Baku insists that a future peace treaty with Yerevan should be based on five fundamental principles, including mutual recognition of each other’s sovereignty and territorial integrity, mutual reaffirmation of the absence of territorial claims to each other and a legally binding obligation not to make such claims in the future, abstaining from threatening each other’s security, delimitation and demarcation of the border with the establishment of diplomatic relations and unblocking of transport links.

In a recent interview with the state-run Armenpress news agency Armenian Foreign Minister Ararat Mirzoyan said that it is vital for the Armenian side that “the rights and freedoms of Nagorno-Karabakh’s Armenians be clearly guaranteed, and the status of Nagorno-Karabakh be finally clarified.” “For us, the Nagorno-Karabakh conflict is not a territorial issue, but a matter of rights,” he said.

Speaking in parliament on Wednesday, Mirozyan said that the Russian, American and French co-chairs of the OSCE Minsk Group had informed Armenia that its proposals had been passed on to Azerbaijan.
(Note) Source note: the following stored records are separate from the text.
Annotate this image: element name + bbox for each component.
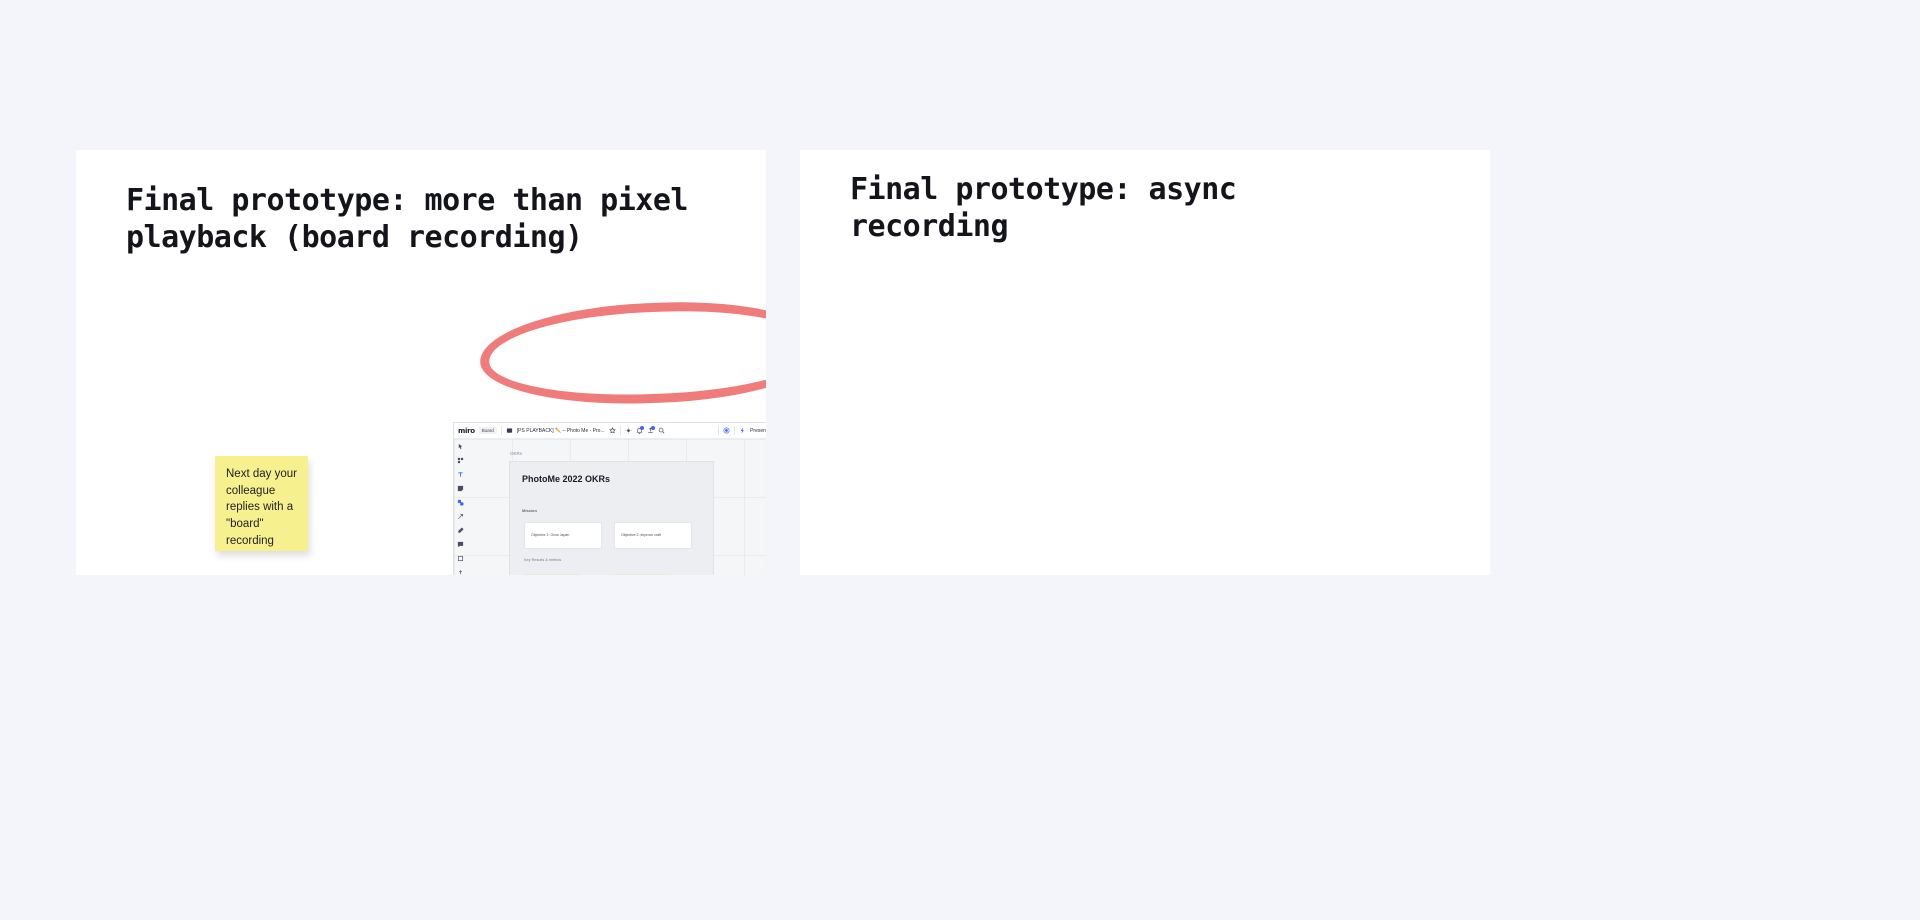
miro-left-toolbar[interactable] xyxy=(455,443,466,575)
okr-frame: PhotoMe 2022 OKRs Mission Objective 1: G… xyxy=(509,461,714,575)
sticky-note-left: Next day your colleague replies with a "… xyxy=(215,456,308,551)
okr-card-text: Objective 2: Improve craft xyxy=(621,533,661,537)
search-icon[interactable] xyxy=(658,427,665,434)
board-title[interactable]: [PS PLAYBACK] ✏️ – Photo Me - Pro... xyxy=(517,428,605,434)
okr-section-label: Key Results & metrics xyxy=(524,558,562,562)
cursor-icon[interactable] xyxy=(457,443,464,450)
okr-card[interactable]: Objective 1: Grow Japan xyxy=(524,522,602,549)
miro-logo: miro xyxy=(458,426,475,435)
okr-card-text: Objective 1: Grow Japan xyxy=(531,533,570,537)
connector-icon[interactable] xyxy=(457,513,464,520)
record-dot-icon[interactable] xyxy=(723,427,730,434)
lightning-icon[interactable] xyxy=(739,427,746,434)
okr-title: PhotoMe 2022 OKRs xyxy=(522,474,611,484)
miro-canvas-left[interactable]: OKRs PhotoMe 2022 OKRs Mission Objective… xyxy=(454,439,766,575)
template-icon[interactable] xyxy=(457,457,464,464)
slide-left-title: Final prototype: more than pixel playbac… xyxy=(126,183,706,255)
red-circle-annotation xyxy=(478,297,766,409)
upload-icon[interactable] xyxy=(647,426,655,434)
toolbar-divider-4 xyxy=(734,426,736,435)
star-icon[interactable] xyxy=(608,427,616,434)
sticky-note-icon[interactable] xyxy=(457,485,464,492)
okr-card[interactable]: Objective 2: Improve craft xyxy=(614,522,692,549)
slide-left[interactable]: Final prototype: more than pixel playbac… xyxy=(76,150,766,575)
comment-icon[interactable] xyxy=(457,541,464,548)
okr-mini-card[interactable] xyxy=(524,574,580,575)
gear-icon[interactable] xyxy=(625,427,632,434)
slide-right-title: Final prototype: async recording xyxy=(850,172,1254,244)
slide-deck-stage: Final prototype: more than pixel playbac… xyxy=(0,0,1920,920)
miro-topbar: miro Board [PS PLAYBACK] ✏️ – Photo Me -… xyxy=(454,423,766,439)
text-icon[interactable] xyxy=(457,471,464,478)
notifications-bell-icon[interactable] xyxy=(636,426,644,434)
upload-media-icon[interactable] xyxy=(457,569,464,575)
toolbar-divider-3 xyxy=(718,426,720,435)
okr-mini-card[interactable] xyxy=(614,574,670,575)
shapes-icon[interactable] xyxy=(457,499,464,506)
presenting-label: Presenting xyxy=(750,427,766,434)
board-icon xyxy=(506,427,513,434)
frame-icon[interactable] xyxy=(457,555,464,562)
miro-screenshot-left: miro Board [PS PLAYBACK] ✏️ – Photo Me -… xyxy=(453,422,766,575)
toolbar-divider-2 xyxy=(619,426,621,435)
board-chip[interactable]: Board xyxy=(478,427,497,434)
okr-subtitle: Mission xyxy=(522,508,537,513)
slide-right[interactable]: Final prototype: async recording Record … xyxy=(800,150,1490,575)
toolbar-divider xyxy=(500,426,502,435)
frame-label: OKRs xyxy=(510,451,523,456)
pen-icon[interactable] xyxy=(457,527,464,534)
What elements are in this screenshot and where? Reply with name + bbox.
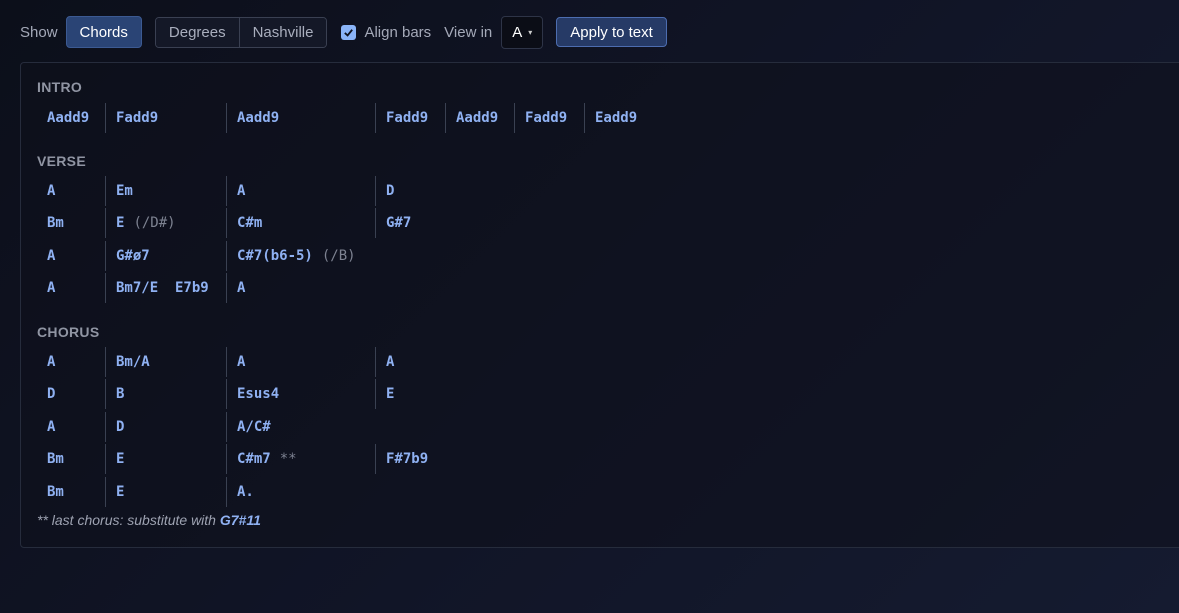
chord: A.	[226, 477, 254, 507]
chevron-down-icon: ▾	[528, 27, 533, 37]
chord-chart-panel: INTRO Aadd9 Fadd9 Aadd9 Fadd9 Aadd9 Fadd…	[20, 62, 1179, 548]
section-title-chorus: CHORUS	[37, 324, 100, 340]
chord: A	[47, 419, 56, 435]
bass-note: (/B)	[321, 248, 356, 264]
chord: D	[375, 176, 394, 206]
chord: C#m	[226, 208, 262, 238]
chord: Esus4	[226, 379, 279, 409]
chord: Fadd9	[375, 103, 428, 133]
chord: A	[47, 183, 56, 199]
chord: Aadd9	[226, 103, 279, 133]
align-bars-label[interactable]: Align bars	[364, 24, 431, 41]
section-title-intro: INTRO	[37, 79, 83, 95]
chord: Fadd9	[514, 103, 567, 133]
footnote-chord: G7#11	[219, 512, 261, 528]
chord: Fadd9	[105, 103, 158, 133]
chord: Aadd9	[445, 103, 498, 133]
section-title-verse: VERSE	[37, 153, 86, 169]
chord: A	[47, 354, 56, 370]
align-bars-checkbox[interactable]	[341, 24, 357, 40]
nashville-button[interactable]: Nashville	[238, 17, 327, 47]
chord: Bm7/E E7b9	[105, 273, 209, 303]
chords-button[interactable]: Chords	[65, 16, 142, 48]
chord: E	[116, 215, 125, 231]
notation-toggle-group: Degrees Nashville	[154, 16, 328, 48]
chord: B	[105, 379, 124, 409]
chord: G#7	[375, 208, 411, 238]
footnote-text: ** last chorus: substitute with	[37, 512, 216, 528]
chord: A	[47, 280, 56, 296]
chord: C#m7	[237, 451, 271, 467]
chord: A	[226, 347, 245, 377]
chord: D	[47, 386, 56, 402]
chord: E	[105, 477, 124, 507]
chord: Aadd9	[47, 110, 90, 126]
key-select-value: A	[512, 23, 523, 41]
toolbar: Show Chords Degrees Nashville Align bars…	[20, 15, 667, 49]
chord: Bm	[47, 484, 64, 500]
chord-cell: C#m7 **	[226, 444, 297, 474]
chord: A	[47, 248, 56, 264]
chord: Bm/A	[105, 347, 150, 377]
chord: Em	[105, 176, 133, 206]
show-label: Show	[20, 23, 58, 41]
chord-cell: E (/D#)	[105, 208, 176, 238]
key-select[interactable]: A ▾	[501, 15, 544, 49]
degrees-button[interactable]: Degrees	[155, 17, 239, 47]
chord: G#ø7	[105, 241, 150, 271]
checkmark-icon	[344, 28, 354, 37]
bass-note: (/D#)	[133, 215, 176, 231]
chord-cell: C#7(b6-5) (/B)	[226, 241, 356, 271]
chord: A/C#	[226, 412, 271, 442]
chord: Bm	[47, 451, 64, 467]
chord: E	[105, 444, 124, 474]
chord: E	[375, 379, 394, 409]
chord: C#7(b6-5)	[237, 248, 313, 264]
chord: D	[105, 412, 124, 442]
footnote: ** last chorus: substitute with G7#11	[37, 512, 261, 528]
apply-to-text-button[interactable]: Apply to text	[556, 17, 667, 47]
footnote-marker: **	[279, 451, 297, 467]
chord: A	[226, 273, 245, 303]
chord: Bm	[47, 215, 64, 231]
chord: A	[375, 347, 394, 377]
chord: A	[226, 176, 245, 206]
chord: F#7b9	[375, 444, 428, 474]
view-in-label: View in	[444, 23, 493, 41]
chord: Eadd9	[584, 103, 637, 133]
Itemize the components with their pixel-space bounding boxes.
He said Baku had not responded to Yerevan’s proposals yet.

Pashinian today also described as odd criticism heard from the Armenian opposition that by agreeing to hold negotiations with Azerbaijan Armenia was accepting territorial integrity as a principle of normalization of relations. He again said that previous Armenian governments had repeatedly recognized the principle of territorial integrity in negotiations with Azerbaijan.

Stressing that peace talks between Armenia and Azerbaijan should start as soon as possible, Pashinian pointed to the need to speed up the process of border demarcation and delimitation along with steps to raise the level of border security and stability.

“We have proposed a mirror withdrawal of troops from the de jure established Soviet-era borders of Armenia and Azerbaijan. But I want you to know that in addition to a complete withdrawal, we have also proposed local withdrawals, and we are now waiting for Azerbaijan’s response,” the Armenian prime minister said.